Here for the B.A.A. Invitational Mile on Sunday, a three-lap road race the streets of Boston’s Back Bay neighborhood, Willis said it took months for him to restore both his confidence, fitness and usual intensity. He and Sierra, who is pregnant with their first child, spent the winter in New Zealand surrounded by Willis’s family, and slowly Willis began to feel like himself again.
“I really had to go back to the drawing board and decide what do I love about this sport most of all because I was quite disillusioned,” he admitted. “My dog took me out running every day. He just kept on barking, and I would take him to the trails and I found a great love and passion for the sport again.”
Skipping the indoor season in the northern hemisphere, Willis did six different events in New Zealand and Australia in January, February and March, winning every race, albeit against mostly middling competition. His fitness is good. He is the early world leader at 1500m (3:34.68) and the mile (3:58.09), and said he is excited to get in some strong races in North American before Sierra gives birth in June.
“I really found a love for racing,” Willis said of his winter season.

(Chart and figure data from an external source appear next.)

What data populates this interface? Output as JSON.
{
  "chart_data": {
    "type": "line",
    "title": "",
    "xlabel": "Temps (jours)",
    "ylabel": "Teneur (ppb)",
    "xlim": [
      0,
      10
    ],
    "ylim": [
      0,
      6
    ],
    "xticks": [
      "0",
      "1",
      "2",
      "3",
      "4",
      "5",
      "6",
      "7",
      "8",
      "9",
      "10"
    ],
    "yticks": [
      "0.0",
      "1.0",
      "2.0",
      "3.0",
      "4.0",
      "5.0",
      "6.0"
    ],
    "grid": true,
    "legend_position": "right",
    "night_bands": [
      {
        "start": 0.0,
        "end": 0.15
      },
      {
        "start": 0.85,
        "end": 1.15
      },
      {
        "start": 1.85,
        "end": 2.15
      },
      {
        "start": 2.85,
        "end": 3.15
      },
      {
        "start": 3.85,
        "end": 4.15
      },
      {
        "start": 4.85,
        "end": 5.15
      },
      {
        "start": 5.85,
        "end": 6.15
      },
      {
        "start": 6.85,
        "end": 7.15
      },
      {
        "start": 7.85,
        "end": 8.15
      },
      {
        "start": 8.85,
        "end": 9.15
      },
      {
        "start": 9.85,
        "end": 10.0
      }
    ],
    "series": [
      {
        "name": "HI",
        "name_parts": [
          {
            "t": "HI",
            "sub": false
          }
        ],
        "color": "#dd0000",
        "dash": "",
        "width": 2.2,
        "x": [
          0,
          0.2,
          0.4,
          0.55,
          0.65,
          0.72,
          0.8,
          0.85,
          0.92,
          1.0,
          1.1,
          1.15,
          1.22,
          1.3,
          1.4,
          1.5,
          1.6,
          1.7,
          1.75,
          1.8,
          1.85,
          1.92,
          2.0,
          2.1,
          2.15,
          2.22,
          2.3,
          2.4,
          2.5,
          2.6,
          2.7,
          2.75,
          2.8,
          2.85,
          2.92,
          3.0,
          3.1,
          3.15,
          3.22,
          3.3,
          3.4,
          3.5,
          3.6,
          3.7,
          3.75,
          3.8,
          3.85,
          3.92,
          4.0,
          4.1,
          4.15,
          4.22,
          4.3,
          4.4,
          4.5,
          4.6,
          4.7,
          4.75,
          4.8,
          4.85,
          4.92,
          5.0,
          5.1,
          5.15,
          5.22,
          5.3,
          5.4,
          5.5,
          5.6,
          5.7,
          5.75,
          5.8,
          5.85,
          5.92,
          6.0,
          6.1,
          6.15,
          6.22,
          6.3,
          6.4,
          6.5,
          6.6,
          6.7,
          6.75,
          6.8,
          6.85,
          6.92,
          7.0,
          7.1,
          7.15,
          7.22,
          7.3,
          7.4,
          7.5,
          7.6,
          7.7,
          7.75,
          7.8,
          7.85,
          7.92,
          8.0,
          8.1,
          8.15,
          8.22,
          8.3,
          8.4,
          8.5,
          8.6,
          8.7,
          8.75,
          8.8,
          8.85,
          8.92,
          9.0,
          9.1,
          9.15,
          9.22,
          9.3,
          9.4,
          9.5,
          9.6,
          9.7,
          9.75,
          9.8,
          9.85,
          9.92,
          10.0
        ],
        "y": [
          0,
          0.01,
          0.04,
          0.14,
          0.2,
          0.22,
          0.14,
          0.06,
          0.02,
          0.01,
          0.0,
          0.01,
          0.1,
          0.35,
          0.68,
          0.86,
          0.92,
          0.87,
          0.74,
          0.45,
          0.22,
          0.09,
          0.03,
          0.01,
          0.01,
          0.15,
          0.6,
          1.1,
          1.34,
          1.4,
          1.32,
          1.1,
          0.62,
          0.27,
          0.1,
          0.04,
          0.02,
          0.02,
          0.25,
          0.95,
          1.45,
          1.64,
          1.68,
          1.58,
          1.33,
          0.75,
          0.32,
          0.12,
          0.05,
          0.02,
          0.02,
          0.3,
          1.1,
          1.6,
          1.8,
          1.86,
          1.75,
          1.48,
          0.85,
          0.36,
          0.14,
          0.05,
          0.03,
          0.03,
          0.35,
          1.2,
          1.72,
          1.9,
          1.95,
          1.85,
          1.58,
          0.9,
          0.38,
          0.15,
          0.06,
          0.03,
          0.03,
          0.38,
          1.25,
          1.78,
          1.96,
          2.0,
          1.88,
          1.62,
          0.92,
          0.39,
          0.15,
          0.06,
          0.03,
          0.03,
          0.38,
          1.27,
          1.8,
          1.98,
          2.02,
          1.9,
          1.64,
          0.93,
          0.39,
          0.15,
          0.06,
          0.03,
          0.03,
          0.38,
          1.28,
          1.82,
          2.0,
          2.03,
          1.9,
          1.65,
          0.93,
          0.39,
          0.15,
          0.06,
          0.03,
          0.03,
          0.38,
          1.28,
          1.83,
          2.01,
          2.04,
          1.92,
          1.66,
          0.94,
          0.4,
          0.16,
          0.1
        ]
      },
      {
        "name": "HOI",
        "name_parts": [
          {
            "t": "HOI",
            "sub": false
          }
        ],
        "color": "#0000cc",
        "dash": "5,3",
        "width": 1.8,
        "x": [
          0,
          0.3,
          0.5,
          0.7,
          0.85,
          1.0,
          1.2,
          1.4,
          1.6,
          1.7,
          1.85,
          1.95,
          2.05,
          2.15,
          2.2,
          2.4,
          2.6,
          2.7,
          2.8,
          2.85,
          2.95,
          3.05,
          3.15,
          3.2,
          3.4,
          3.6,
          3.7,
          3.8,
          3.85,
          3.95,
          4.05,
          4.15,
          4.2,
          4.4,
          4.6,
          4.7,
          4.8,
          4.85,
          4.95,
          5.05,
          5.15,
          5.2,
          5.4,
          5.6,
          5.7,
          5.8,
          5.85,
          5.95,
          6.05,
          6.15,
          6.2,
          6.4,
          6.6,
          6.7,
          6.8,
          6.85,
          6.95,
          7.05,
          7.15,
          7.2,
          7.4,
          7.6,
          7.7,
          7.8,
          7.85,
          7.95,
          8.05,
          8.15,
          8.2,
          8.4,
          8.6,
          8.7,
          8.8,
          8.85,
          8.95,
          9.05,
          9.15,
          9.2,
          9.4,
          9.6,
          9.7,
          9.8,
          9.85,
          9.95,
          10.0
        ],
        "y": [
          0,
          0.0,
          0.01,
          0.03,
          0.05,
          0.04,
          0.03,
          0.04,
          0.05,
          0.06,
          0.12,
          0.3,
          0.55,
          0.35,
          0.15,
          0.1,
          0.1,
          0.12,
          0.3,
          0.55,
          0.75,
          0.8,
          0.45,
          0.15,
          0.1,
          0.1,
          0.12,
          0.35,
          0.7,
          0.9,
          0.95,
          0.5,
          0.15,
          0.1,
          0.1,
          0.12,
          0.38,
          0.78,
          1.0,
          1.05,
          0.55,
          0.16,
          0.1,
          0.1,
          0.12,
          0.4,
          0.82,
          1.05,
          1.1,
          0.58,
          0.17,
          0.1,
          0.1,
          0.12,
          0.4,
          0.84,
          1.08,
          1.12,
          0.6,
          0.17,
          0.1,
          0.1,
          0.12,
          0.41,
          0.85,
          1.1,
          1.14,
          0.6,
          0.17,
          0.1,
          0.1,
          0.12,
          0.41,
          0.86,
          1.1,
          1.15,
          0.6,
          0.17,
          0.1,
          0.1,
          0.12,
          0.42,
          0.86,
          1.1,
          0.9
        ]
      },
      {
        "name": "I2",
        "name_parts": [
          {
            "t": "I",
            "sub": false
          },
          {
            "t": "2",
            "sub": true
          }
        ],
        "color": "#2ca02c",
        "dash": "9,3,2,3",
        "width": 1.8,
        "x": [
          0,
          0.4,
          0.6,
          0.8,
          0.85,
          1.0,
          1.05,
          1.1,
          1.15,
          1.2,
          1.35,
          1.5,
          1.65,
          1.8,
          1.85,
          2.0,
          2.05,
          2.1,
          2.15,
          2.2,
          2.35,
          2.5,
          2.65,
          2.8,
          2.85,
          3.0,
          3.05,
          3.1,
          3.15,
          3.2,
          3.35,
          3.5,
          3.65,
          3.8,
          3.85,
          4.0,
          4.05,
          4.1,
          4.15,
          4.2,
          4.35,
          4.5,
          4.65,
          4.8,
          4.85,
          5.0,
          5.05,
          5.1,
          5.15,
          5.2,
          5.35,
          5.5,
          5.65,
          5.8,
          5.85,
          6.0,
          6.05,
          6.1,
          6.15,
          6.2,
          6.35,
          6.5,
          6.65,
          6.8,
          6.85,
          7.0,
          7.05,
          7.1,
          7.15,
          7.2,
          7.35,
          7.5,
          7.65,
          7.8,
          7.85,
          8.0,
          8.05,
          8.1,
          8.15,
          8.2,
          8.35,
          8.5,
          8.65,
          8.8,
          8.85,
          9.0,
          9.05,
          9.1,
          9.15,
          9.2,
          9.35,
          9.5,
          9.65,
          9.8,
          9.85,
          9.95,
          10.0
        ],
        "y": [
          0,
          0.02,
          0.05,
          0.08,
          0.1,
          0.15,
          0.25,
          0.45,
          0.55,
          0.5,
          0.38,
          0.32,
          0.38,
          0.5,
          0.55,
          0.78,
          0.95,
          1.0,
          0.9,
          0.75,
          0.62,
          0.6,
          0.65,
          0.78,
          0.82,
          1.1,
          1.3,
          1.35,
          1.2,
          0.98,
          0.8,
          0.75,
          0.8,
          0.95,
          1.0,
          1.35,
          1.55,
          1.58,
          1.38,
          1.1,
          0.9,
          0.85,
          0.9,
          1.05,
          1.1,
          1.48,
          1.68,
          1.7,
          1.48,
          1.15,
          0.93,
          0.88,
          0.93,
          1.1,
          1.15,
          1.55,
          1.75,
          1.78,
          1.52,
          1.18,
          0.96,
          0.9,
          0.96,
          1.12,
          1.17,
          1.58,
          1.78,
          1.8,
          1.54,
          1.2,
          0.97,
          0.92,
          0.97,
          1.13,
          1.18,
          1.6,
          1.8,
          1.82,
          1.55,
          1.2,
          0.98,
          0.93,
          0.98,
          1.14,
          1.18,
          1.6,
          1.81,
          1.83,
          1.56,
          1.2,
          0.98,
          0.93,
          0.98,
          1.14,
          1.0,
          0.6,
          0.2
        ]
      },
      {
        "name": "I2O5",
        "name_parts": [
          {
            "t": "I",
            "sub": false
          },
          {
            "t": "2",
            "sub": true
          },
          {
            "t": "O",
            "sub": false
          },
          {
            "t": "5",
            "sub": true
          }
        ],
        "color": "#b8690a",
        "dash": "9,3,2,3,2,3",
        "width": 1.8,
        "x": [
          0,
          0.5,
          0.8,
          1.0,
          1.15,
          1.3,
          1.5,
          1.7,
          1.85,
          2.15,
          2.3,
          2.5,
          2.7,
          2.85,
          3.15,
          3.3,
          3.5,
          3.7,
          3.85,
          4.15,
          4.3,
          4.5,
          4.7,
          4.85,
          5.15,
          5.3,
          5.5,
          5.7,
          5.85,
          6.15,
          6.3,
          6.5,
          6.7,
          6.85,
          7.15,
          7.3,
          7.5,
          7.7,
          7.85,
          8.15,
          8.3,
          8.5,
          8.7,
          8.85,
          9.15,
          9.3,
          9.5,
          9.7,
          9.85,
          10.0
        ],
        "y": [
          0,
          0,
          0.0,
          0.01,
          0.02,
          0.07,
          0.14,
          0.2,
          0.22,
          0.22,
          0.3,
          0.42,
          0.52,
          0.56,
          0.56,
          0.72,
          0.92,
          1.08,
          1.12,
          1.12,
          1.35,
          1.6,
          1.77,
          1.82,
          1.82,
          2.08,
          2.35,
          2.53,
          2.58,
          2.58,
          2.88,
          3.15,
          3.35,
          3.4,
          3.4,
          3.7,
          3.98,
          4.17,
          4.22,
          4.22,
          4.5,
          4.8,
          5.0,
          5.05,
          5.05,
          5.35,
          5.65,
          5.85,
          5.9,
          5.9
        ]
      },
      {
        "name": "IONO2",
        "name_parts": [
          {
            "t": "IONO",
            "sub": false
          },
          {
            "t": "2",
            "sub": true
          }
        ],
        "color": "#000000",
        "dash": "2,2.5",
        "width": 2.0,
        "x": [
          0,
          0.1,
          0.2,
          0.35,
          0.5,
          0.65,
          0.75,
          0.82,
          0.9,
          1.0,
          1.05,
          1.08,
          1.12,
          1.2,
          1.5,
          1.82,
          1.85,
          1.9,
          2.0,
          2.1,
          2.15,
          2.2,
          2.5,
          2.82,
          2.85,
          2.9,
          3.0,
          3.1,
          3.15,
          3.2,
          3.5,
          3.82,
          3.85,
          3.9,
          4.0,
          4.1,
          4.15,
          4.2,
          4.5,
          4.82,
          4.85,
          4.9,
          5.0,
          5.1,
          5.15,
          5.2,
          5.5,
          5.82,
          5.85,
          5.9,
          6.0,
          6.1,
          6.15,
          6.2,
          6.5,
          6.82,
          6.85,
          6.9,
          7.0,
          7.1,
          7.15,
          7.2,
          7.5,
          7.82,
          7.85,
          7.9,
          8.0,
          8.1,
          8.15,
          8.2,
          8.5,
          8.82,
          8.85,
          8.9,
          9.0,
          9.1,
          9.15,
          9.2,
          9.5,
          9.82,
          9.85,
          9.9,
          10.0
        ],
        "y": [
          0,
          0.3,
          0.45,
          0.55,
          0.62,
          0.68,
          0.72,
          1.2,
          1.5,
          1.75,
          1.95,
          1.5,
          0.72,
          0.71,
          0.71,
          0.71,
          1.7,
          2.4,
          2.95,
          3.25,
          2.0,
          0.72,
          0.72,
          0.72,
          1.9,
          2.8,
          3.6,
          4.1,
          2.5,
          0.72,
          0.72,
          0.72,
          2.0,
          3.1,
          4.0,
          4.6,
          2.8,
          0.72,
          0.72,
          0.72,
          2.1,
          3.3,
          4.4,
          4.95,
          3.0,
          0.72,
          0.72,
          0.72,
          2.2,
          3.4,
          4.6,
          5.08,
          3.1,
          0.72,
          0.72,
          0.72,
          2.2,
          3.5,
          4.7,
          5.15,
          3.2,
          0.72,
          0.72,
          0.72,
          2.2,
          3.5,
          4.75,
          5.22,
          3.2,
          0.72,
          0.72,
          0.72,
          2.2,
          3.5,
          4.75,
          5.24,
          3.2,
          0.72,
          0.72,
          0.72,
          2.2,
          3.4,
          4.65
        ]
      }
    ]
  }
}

He continued: “It really wasn’t until a month ago when one of my advisers in New Zealand highly encouraged me to sit for a “60 Minutes” type interview, and actually lay out the whole process. He said it would be just as much for myself as for the New Zealand audience who wanted to know what happened. It really did release a lot of the burden.”
After the interview, Willis was able to do something he hadn’t done in months: actually watch his Olympic race.
“I finally watched the race again after the interview; before I couldn’t,” he admitted. “I watch heaps of YouTube track, all of the time. That’s the one race I couldn’t watch again.”